Smart Contract

Published: 2018-06-02 • Updated: 2019-09-09

Smart Contract is a program stored on Blockchain. Function(s) of that program is transparently executed in form of transaction in a completely distributed fashion on blockchain.
We can think of it as a state Machine which needs transactions to change state

Characteristics of Smart Contract

  • Smart contracts are immutable i.e. once published on network can't be altered.
  • We can leverage smart contract to store and update info (Just like OOP). Full history of all the updates is stored on Blockchain.
  • Smart Contracts can store balance and hence can be utilized for doing sophisticated value transfers over the internet. Making a way forward to create an Internet of Value.
  • Multiple Smart contracts can interact with each other to accomplish a complex task.

Smart Contract on Ethereum

To implement smart contract, we can use Ethereum blockchain. Ethereum uses proof of work consensus algorithm. Philosophy behind it states,

Transactions can have code attach to them which can be run on every node in network

  • Ethereum being Turing Complete makes it possible to run more sophisticated pieces of logic.
  • In Ethereum, We use solidity as high level language to code smart contract which compiles into Ethereum Virtual Machine Assembly Code by Solidity compiler e.g. solcjs. This byte code runs on Ethereum Virtual Machine on every node.
  • Compiled bytecode is sent to network which deploys contract and returns an address.(For transaction containing data without a receiver).
  • In every 17s there is a competition to decide which node will execute and append a transaction on Ethereum blockchain and winner gets 5 Ethers (which is fixed)
  • Research is underway to replace proof of work to proof of stake
  • Smallest unit of currency is 1 Wei



  • EVM bytecode is decoded into series of Ethereum instructions called Opscode
  • It is composed of assembly language used by the EVM to execute smart contract


  • Once code is deployed on network, each function call acts as a transaction changing state on blockchain
  • Transactions are processed asynchronously by Miners once sent to network
  • Valid transactions are published on blockchain
  • Transaction Fields:
    • From (who is executing transaction)
    • To (who is recepient, 0 when we deploy contract to chain)
    • Value (Optional field indicating how much ether is transfered)
  • Each transaction require varying amount of processing power to execute depending on complexity of logic


  • ABI stands for Application Binary interface
  • Client doesn't know based on binary of contract on blockchain how to interact with the contract. So it uses ABI which contains all the information of the contract in JSON form.

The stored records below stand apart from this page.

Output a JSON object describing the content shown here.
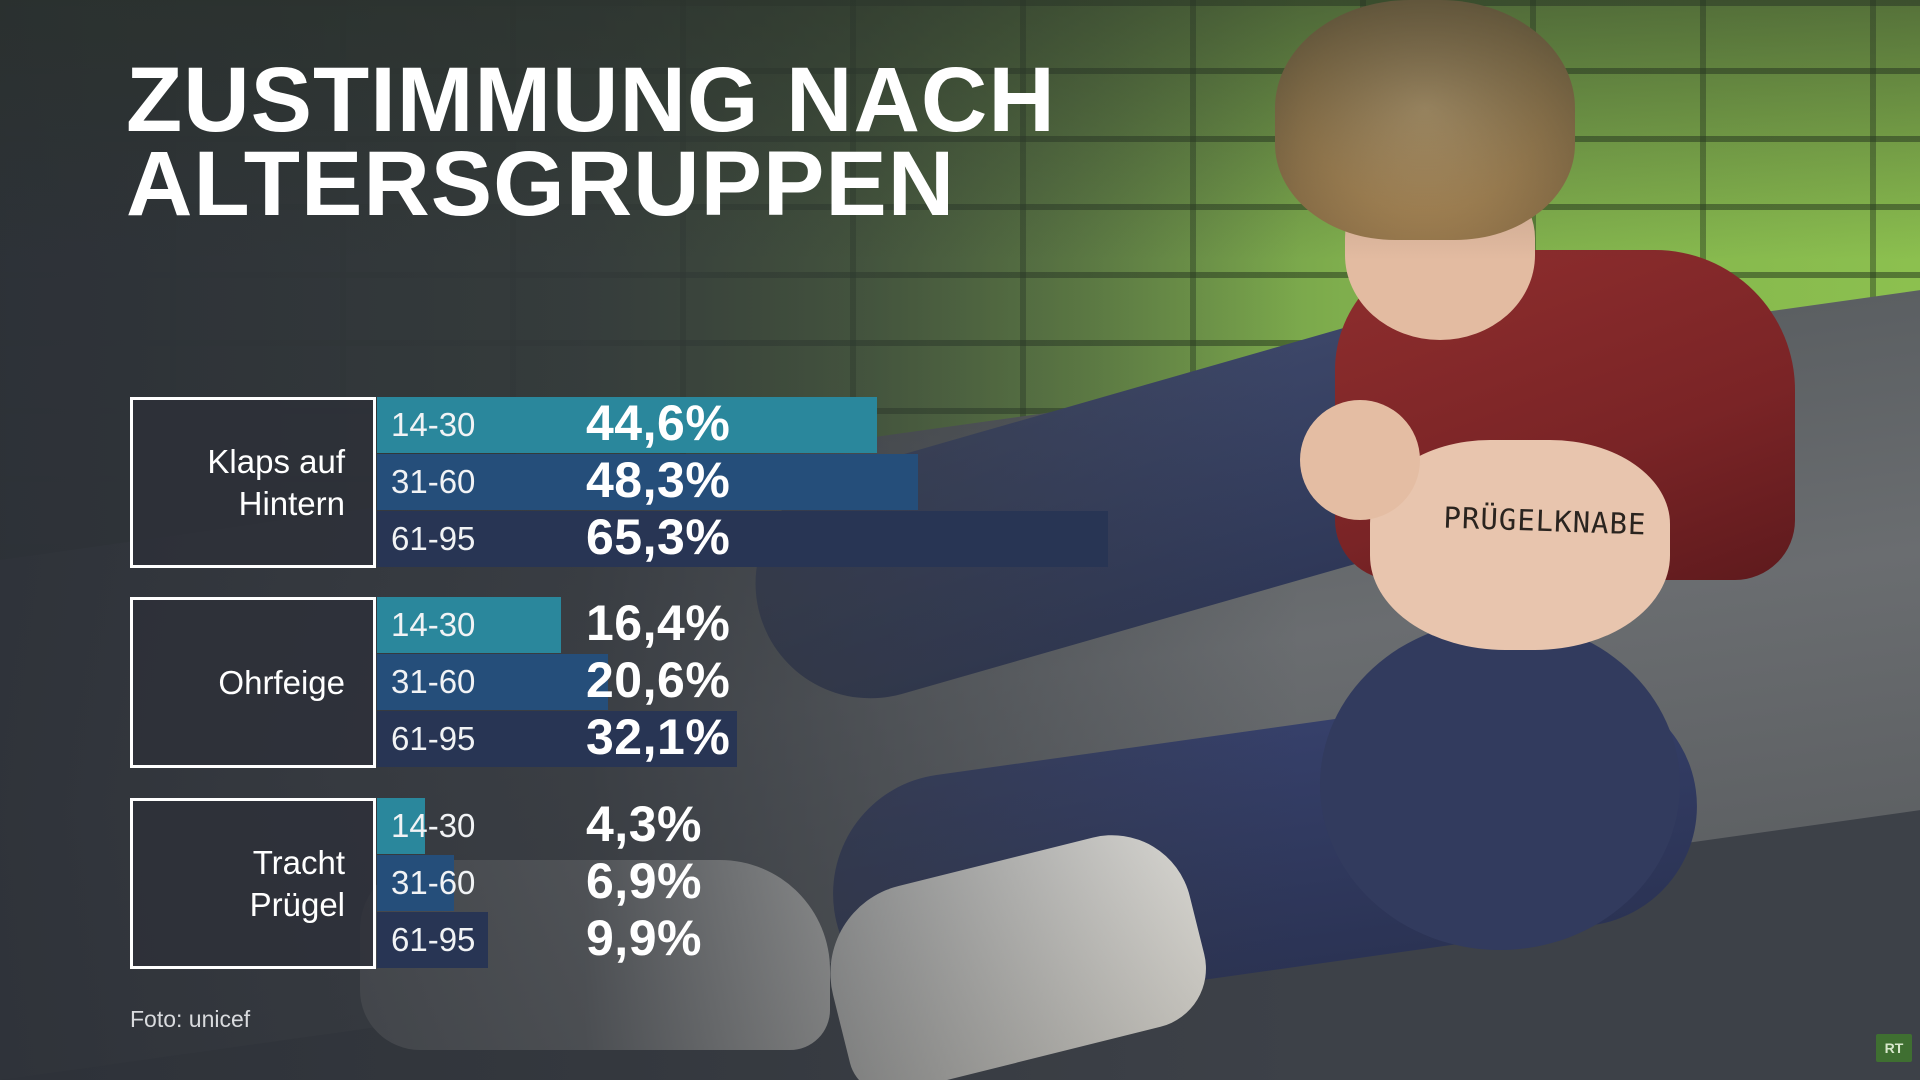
{
  "title_lines": [
    "ZUSTIMMUNG NACH",
    "ALTERSGRUPPEN"
  ],
  "source": "Foto: unicef",
  "logo_text": "RT",
  "photo_text": "PRÜGELKNABE",
  "colors": {
    "14-30": "#2a879c",
    "31-60": "#254e7a",
    "61-95": "#283554",
    "box_border": "#ffffff"
  },
  "chart_data": {
    "type": "bar",
    "orientation": "horizontal",
    "title": "ZUSTIMMUNG NACH ALTERSGRUPPEN",
    "xlim": [
      0,
      100
    ],
    "categories": [
      "14-30",
      "31-60",
      "61-95"
    ],
    "groups": [
      {
        "label": "Klaps auf Hintern",
        "values": [
          44.6,
          48.3,
          65.3
        ],
        "value_labels": [
          "44,6%",
          "48,3%",
          "65,3%"
        ]
      },
      {
        "label": "Ohrfeige",
        "values": [
          16.4,
          20.6,
          32.1
        ],
        "value_labels": [
          "16,4%",
          "20,6%",
          "32,1%"
        ]
      },
      {
        "label": "Tracht Prügel",
        "values": [
          4.3,
          6.9,
          9.9
        ],
        "value_labels": [
          "4,3%",
          "6,9%",
          "9,9%"
        ]
      }
    ]
  }
}
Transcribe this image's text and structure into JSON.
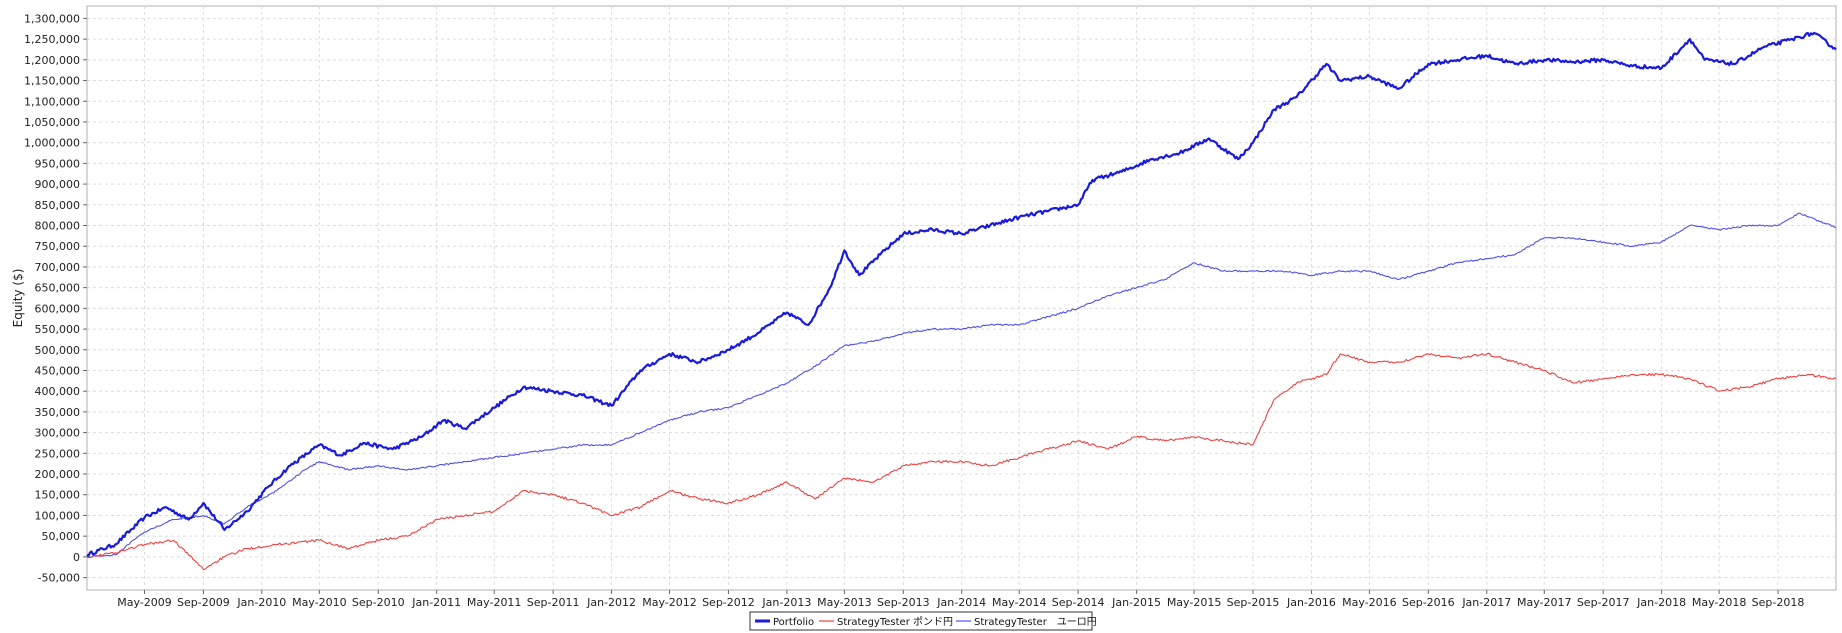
{
  "chart_data": {
    "type": "line",
    "title": "",
    "xlabel": "",
    "ylabel": "Equity ($)",
    "ylim": [
      -80000,
      1330000
    ],
    "xlim": [
      "2009-01-01",
      "2018-12-31"
    ],
    "yticks": [
      -50000,
      0,
      50000,
      100000,
      150000,
      200000,
      250000,
      300000,
      350000,
      400000,
      450000,
      500000,
      550000,
      600000,
      650000,
      700000,
      750000,
      800000,
      850000,
      900000,
      950000,
      1000000,
      1050000,
      1100000,
      1150000,
      1200000,
      1250000,
      1300000
    ],
    "ytick_labels": [
      "-50,000",
      "0",
      "50,000",
      "100,000",
      "150,000",
      "200,000",
      "250,000",
      "300,000",
      "350,000",
      "400,000",
      "450,000",
      "500,000",
      "550,000",
      "600,000",
      "650,000",
      "700,000",
      "750,000",
      "800,000",
      "850,000",
      "900,000",
      "950,000",
      "1,000,000",
      "1,050,000",
      "1,100,000",
      "1,150,000",
      "1,200,000",
      "1,250,000",
      "1,300,000"
    ],
    "xticks": [
      "2009-05-01",
      "2009-09-01",
      "2010-01-01",
      "2010-05-01",
      "2010-09-01",
      "2011-01-01",
      "2011-05-01",
      "2011-09-01",
      "2012-01-01",
      "2012-05-01",
      "2012-09-01",
      "2013-01-01",
      "2013-05-01",
      "2013-09-01",
      "2014-01-01",
      "2014-05-01",
      "2014-09-01",
      "2015-01-01",
      "2015-05-01",
      "2015-09-01",
      "2016-01-01",
      "2016-05-01",
      "2016-09-01",
      "2017-01-01",
      "2017-05-01",
      "2017-09-01",
      "2018-01-01",
      "2018-05-01",
      "2018-09-01"
    ],
    "xtick_labels": [
      "May-2009",
      "Sep-2009",
      "Jan-2010",
      "May-2010",
      "Sep-2010",
      "Jan-2011",
      "May-2011",
      "Sep-2011",
      "Jan-2012",
      "May-2012",
      "Sep-2012",
      "Jan-2013",
      "May-2013",
      "Sep-2013",
      "Jan-2014",
      "May-2014",
      "Sep-2014",
      "Jan-2015",
      "May-2015",
      "Sep-2015",
      "Jan-2016",
      "May-2016",
      "Sep-2016",
      "Jan-2017",
      "May-2017",
      "Sep-2017",
      "Jan-2018",
      "May-2018",
      "Sep-2018"
    ],
    "grid": true,
    "legend_position": "bottom-center",
    "series": [
      {
        "name": "Portfolio",
        "color": "#1a1adb",
        "x": [
          "2009-01-01",
          "2009-03-01",
          "2009-05-01",
          "2009-06-15",
          "2009-08-01",
          "2009-09-01",
          "2009-10-15",
          "2009-12-01",
          "2010-01-15",
          "2010-03-01",
          "2010-05-01",
          "2010-06-15",
          "2010-08-01",
          "2010-10-01",
          "2010-12-01",
          "2011-01-15",
          "2011-03-01",
          "2011-05-01",
          "2011-07-01",
          "2011-09-01",
          "2011-11-01",
          "2012-01-01",
          "2012-03-01",
          "2012-05-01",
          "2012-07-01",
          "2012-09-01",
          "2012-11-01",
          "2013-01-01",
          "2013-02-15",
          "2013-04-01",
          "2013-05-01",
          "2013-06-01",
          "2013-07-15",
          "2013-09-01",
          "2013-11-01",
          "2014-01-01",
          "2014-03-01",
          "2014-05-01",
          "2014-07-01",
          "2014-09-01",
          "2014-10-01",
          "2014-12-01",
          "2015-02-01",
          "2015-04-01",
          "2015-06-01",
          "2015-08-01",
          "2015-09-01",
          "2015-10-15",
          "2015-12-01",
          "2016-02-01",
          "2016-03-01",
          "2016-05-01",
          "2016-07-01",
          "2016-09-01",
          "2016-11-01",
          "2017-01-01",
          "2017-03-01",
          "2017-05-01",
          "2017-07-01",
          "2017-09-01",
          "2017-11-01",
          "2018-01-01",
          "2018-03-01",
          "2018-04-01",
          "2018-06-01",
          "2018-08-01",
          "2018-10-01",
          "2018-11-15",
          "2018-12-31"
        ],
        "y": [
          5000,
          30000,
          95000,
          120000,
          90000,
          130000,
          65000,
          110000,
          170000,
          220000,
          270000,
          245000,
          275000,
          260000,
          290000,
          330000,
          310000,
          360000,
          410000,
          400000,
          390000,
          365000,
          450000,
          490000,
          470000,
          500000,
          540000,
          590000,
          560000,
          650000,
          740000,
          680000,
          730000,
          780000,
          790000,
          780000,
          800000,
          820000,
          835000,
          850000,
          910000,
          930000,
          960000,
          975000,
          1010000,
          960000,
          1000000,
          1080000,
          1110000,
          1190000,
          1150000,
          1160000,
          1130000,
          1190000,
          1200000,
          1210000,
          1190000,
          1200000,
          1195000,
          1200000,
          1185000,
          1180000,
          1250000,
          1200000,
          1190000,
          1230000,
          1250000,
          1265000,
          1225000
        ]
      },
      {
        "name": "StrategyTester ポンド円",
        "color": "#f04040",
        "x": [
          "2009-01-01",
          "2009-03-01",
          "2009-05-01",
          "2009-07-01",
          "2009-09-01",
          "2009-10-15",
          "2009-12-01",
          "2010-02-01",
          "2010-05-01",
          "2010-07-01",
          "2010-09-01",
          "2010-11-01",
          "2011-01-01",
          "2011-03-01",
          "2011-05-01",
          "2011-07-01",
          "2011-09-01",
          "2011-11-01",
          "2012-01-01",
          "2012-03-01",
          "2012-05-01",
          "2012-07-01",
          "2012-09-01",
          "2012-11-01",
          "2013-01-01",
          "2013-03-01",
          "2013-05-01",
          "2013-07-01",
          "2013-09-01",
          "2013-11-01",
          "2014-01-01",
          "2014-03-01",
          "2014-05-01",
          "2014-07-01",
          "2014-09-01",
          "2014-11-01",
          "2015-01-01",
          "2015-03-01",
          "2015-05-01",
          "2015-07-01",
          "2015-09-01",
          "2015-10-15",
          "2015-12-01",
          "2016-02-01",
          "2016-03-01",
          "2016-05-01",
          "2016-07-01",
          "2016-09-01",
          "2016-11-01",
          "2017-01-01",
          "2017-03-01",
          "2017-05-01",
          "2017-07-01",
          "2017-09-01",
          "2017-11-01",
          "2018-01-01",
          "2018-03-01",
          "2018-05-01",
          "2018-07-01",
          "2018-09-01",
          "2018-11-01",
          "2018-12-31"
        ],
        "y": [
          0,
          10000,
          30000,
          40000,
          -30000,
          0,
          20000,
          30000,
          40000,
          20000,
          40000,
          50000,
          90000,
          100000,
          110000,
          160000,
          150000,
          130000,
          100000,
          120000,
          160000,
          140000,
          130000,
          150000,
          180000,
          140000,
          190000,
          180000,
          220000,
          230000,
          230000,
          220000,
          240000,
          260000,
          280000,
          260000,
          290000,
          280000,
          290000,
          280000,
          270000,
          380000,
          420000,
          440000,
          490000,
          470000,
          470000,
          490000,
          480000,
          490000,
          470000,
          450000,
          420000,
          430000,
          440000,
          440000,
          430000,
          400000,
          410000,
          430000,
          440000,
          430000
        ]
      },
      {
        "name": "StrategyTester　ユーロ円",
        "color": "#5050ee",
        "x": [
          "2009-01-01",
          "2009-03-01",
          "2009-05-01",
          "2009-07-01",
          "2009-09-01",
          "2009-10-15",
          "2009-12-01",
          "2010-02-01",
          "2010-04-01",
          "2010-05-01",
          "2010-07-01",
          "2010-09-01",
          "2010-11-01",
          "2011-01-01",
          "2011-03-01",
          "2011-05-01",
          "2011-07-01",
          "2011-09-01",
          "2011-11-01",
          "2012-01-01",
          "2012-03-01",
          "2012-05-01",
          "2012-07-01",
          "2012-09-01",
          "2012-11-01",
          "2013-01-01",
          "2013-03-01",
          "2013-05-01",
          "2013-07-01",
          "2013-09-01",
          "2013-11-01",
          "2014-01-01",
          "2014-03-01",
          "2014-05-01",
          "2014-07-01",
          "2014-09-01",
          "2014-11-01",
          "2015-01-01",
          "2015-03-01",
          "2015-05-01",
          "2015-07-01",
          "2015-09-01",
          "2015-11-01",
          "2016-01-01",
          "2016-03-01",
          "2016-05-01",
          "2016-07-01",
          "2016-09-01",
          "2016-11-01",
          "2017-01-01",
          "2017-03-01",
          "2017-05-01",
          "2017-07-01",
          "2017-09-01",
          "2017-11-01",
          "2018-01-01",
          "2018-03-01",
          "2018-05-01",
          "2018-07-01",
          "2018-09-01",
          "2018-10-15",
          "2018-12-31"
        ],
        "y": [
          0,
          5000,
          60000,
          90000,
          100000,
          80000,
          120000,
          160000,
          210000,
          230000,
          210000,
          220000,
          210000,
          220000,
          230000,
          240000,
          250000,
          260000,
          270000,
          270000,
          300000,
          330000,
          350000,
          360000,
          390000,
          420000,
          460000,
          510000,
          520000,
          540000,
          550000,
          550000,
          560000,
          560000,
          580000,
          600000,
          630000,
          650000,
          670000,
          710000,
          690000,
          690000,
          690000,
          680000,
          690000,
          690000,
          670000,
          690000,
          710000,
          720000,
          730000,
          770000,
          770000,
          760000,
          750000,
          760000,
          800000,
          790000,
          800000,
          800000,
          830000,
          795000
        ]
      }
    ]
  }
}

  • Each transaction carries a certain amount of transaction fee (also known as gas) which we have to pay in crypto currency (in ether for Ethereum) which serves following purposes
    • It acts as an incentive for miners. The miner of block in which this transaction is contained will collect the transaction fee.
    • It makes sure smart contract won't stall network (because of infinite loops etc.). We can associate each transaction with max amount of gas (transaction fee). If the gas ran out before completing transaction then transaction is rolled back but miner still gets the gas.
    • We can raise the priority of transaction by adding more transaction fee
  • Gas Price: Amount in wei that we are ready to pay per unit of gas.


Any value that is tracked on a ledger for e.g. results of polling system, copyrights etc can be modeled into a smart contract, leveraging all the benefits of using Blockchain.